Being serious vegan smoothie-makers, Jónsi and Alex suggest imaginative optional extras, which include goji berries, spirulina, blue green algae, hemp seed oil, maca powder, crystal manna, and young coconut. Maca is the dried root of a plant grown in Peru and crystal manna is a preparation of freshwater algae (I looked them up so you don’t have to!). Their smoothie shares a name with a track on the most recent Sígur Rós studio album.

It’s already clear that a good blender/juicer is an essential piece of kit for this type of diet. With no cooking involved, the blender is the tool doing most of the work for you.

The second and third recipes in the booklet are for Thai Coconut Curry and Noodle Rainbow Miso Soup. Both look tasty and colourful. The noodles in question are not real noodles, but noodle-thin slices of cucumber, bell pepper and other vegetables. Pasta is off the menu as it needs cooking.

A Classic Green Soup is based on juiced carrots, while a Sweet Garlic Dressing blends together dates, garlic, parsley, cider vinegar and seasoning.

Raw vegan is colourful food. There is no cooking to leach out or degrade the colour pigments in the food. The dishes are a picture (and are artfully pictured in the booklet; Alex does the art work for Sígur Rós and related projects).

Pistachio Pate
I like pistachio nuts, so no surprise I liked this one. The recipe calls for 125g Pistachio nuts, a clove of garlic, the juice of 1/3 lemon, a handful of parsley, some olive oil, salt, and water to thin. Everything is blended together until creamy.

I used a 200g bag of roasted Pistachios in their shells (when shelled this leaves 105g of nuts). I didn’t skimp on the lemon or parsley. It made for a good lunch, with crispy (unbuttered) toast, tomatoes and grapes.

Creamy Spinach Dip involves blending together tahini paste, dates, garlic, lime juice, spinach and other ingredients. Green Pine Pesto is a traditional mix of basil leaves, pine nuts, garlic and olive oil.

Avō Mango Mash
This seems a very simple recipe: just cube a mango and an avocado and mix them together (with a bit of salt and pepper). However, to get it right you seem to need fruit of equal size and equivalent ripeness. My avocado was smaller and riper than my mango (it would be best if both were very ripe). Nice idea this, the mango supplies the sweetness and the dominant taste, while the avocado supplies the creaminess and enhanced mouthfeel. I saved some of this for later, returning the avocado stone and adding lemon juice to the bowl to keep the avocado colourful. Good, but I think I prefer my avocado and mango served separately.

Macadamia Monster Mash
Like the Pistachio Pate, but with Macadamia nuts, which I have not bought for years. I must buy them more often.

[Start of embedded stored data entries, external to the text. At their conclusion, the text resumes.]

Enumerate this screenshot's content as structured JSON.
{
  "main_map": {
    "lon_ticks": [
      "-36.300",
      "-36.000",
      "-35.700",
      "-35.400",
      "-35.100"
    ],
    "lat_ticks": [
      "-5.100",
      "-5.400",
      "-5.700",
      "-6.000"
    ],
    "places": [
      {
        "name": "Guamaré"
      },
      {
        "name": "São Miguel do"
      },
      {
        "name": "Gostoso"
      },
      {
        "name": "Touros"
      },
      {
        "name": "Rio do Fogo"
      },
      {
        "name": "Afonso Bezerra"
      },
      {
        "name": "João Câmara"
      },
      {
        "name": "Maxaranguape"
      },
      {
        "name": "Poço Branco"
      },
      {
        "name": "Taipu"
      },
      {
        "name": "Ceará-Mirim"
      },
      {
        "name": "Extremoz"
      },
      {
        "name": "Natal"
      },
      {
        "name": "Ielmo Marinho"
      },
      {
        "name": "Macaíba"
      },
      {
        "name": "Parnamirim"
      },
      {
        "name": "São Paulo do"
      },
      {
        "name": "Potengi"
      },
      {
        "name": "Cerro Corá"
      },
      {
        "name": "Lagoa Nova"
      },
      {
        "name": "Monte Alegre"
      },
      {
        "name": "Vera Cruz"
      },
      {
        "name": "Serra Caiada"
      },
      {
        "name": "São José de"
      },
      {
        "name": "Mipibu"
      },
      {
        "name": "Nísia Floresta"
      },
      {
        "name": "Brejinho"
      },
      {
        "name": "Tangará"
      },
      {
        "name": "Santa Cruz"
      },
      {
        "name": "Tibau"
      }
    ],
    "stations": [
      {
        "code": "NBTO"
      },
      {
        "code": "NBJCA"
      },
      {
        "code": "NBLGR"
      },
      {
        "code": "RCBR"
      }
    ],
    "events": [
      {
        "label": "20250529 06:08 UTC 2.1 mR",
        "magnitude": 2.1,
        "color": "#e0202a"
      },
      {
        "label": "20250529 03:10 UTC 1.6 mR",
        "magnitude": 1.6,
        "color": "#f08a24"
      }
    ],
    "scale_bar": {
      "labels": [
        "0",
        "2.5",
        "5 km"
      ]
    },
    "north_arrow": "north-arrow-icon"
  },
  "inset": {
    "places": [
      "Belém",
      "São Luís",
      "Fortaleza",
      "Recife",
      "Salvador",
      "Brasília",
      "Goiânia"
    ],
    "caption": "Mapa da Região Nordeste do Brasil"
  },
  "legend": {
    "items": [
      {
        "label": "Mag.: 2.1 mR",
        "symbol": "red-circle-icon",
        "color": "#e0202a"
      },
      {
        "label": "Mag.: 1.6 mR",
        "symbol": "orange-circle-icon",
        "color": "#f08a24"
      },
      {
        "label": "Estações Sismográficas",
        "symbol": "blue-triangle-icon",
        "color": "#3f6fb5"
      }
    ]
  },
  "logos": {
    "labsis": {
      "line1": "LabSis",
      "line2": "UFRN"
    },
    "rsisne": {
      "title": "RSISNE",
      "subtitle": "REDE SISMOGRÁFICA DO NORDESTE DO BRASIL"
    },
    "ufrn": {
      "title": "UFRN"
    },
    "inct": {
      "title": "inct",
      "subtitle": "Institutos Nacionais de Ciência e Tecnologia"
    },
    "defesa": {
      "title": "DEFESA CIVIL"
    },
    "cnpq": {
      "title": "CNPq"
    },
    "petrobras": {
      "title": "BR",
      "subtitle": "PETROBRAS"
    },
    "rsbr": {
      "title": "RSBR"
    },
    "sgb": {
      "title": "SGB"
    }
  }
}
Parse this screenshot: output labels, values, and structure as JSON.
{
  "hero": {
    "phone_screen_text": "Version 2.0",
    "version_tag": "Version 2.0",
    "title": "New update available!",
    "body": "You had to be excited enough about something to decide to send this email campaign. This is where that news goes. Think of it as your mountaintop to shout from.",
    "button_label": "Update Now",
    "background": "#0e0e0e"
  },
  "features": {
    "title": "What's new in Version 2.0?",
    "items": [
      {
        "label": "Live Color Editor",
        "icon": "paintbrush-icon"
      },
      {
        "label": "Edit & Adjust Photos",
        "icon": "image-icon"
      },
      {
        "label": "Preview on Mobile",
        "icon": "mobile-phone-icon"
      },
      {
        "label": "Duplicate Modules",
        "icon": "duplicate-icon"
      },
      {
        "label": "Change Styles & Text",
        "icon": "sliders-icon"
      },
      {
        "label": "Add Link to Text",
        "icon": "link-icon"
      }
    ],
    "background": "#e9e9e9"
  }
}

Sundried Good Heart Sauce mixes fresh and sundried tomatoes with dates and herbs.

Indian Sagg-Acado
The recipe calls for a blenderful of spinach, avocado, tomato, cardamom seed, garlic, ginger, and tandoori masala and garam masala powder; with diced apple, tomato and red onion ontop. Using the spices to hand, I substituted cumin, coriander and medium curry powder. This was the most popular recipe I have done to date from the booklet. It’s a bit like an Indian guacamole.

The dessert section contains recipes for The Best Chocolate Milk (without milk), Strawberry Milkshake (ditto), Strawberry Pie, Arkansas Apple Pie and Chocolate Walnut Fudge. Nothing is baked, of course, while the fat used is almond butter and coconut oil. Agave and agave nectar also feature.  The apple pie, with its crust made of coconut, pecans, dates, cinnamon, almond butter and salt, looks particularly appealing. I have bookmarked it for later.

I have been having fun with these recipes, but I also have a hungry family to feed. They are demanding their roast beef (well, pasta actually); the eldest described raw vegan as “a diet made up of dips” as she reached for the bacon and eggs. Therefore, I think I have gone as far as I can with this at the moment, but may return with another post at a later date. The authors “encourage improvisation and experimentation” and I have a feeling there is a Welsh twist to be put on some of these dishes!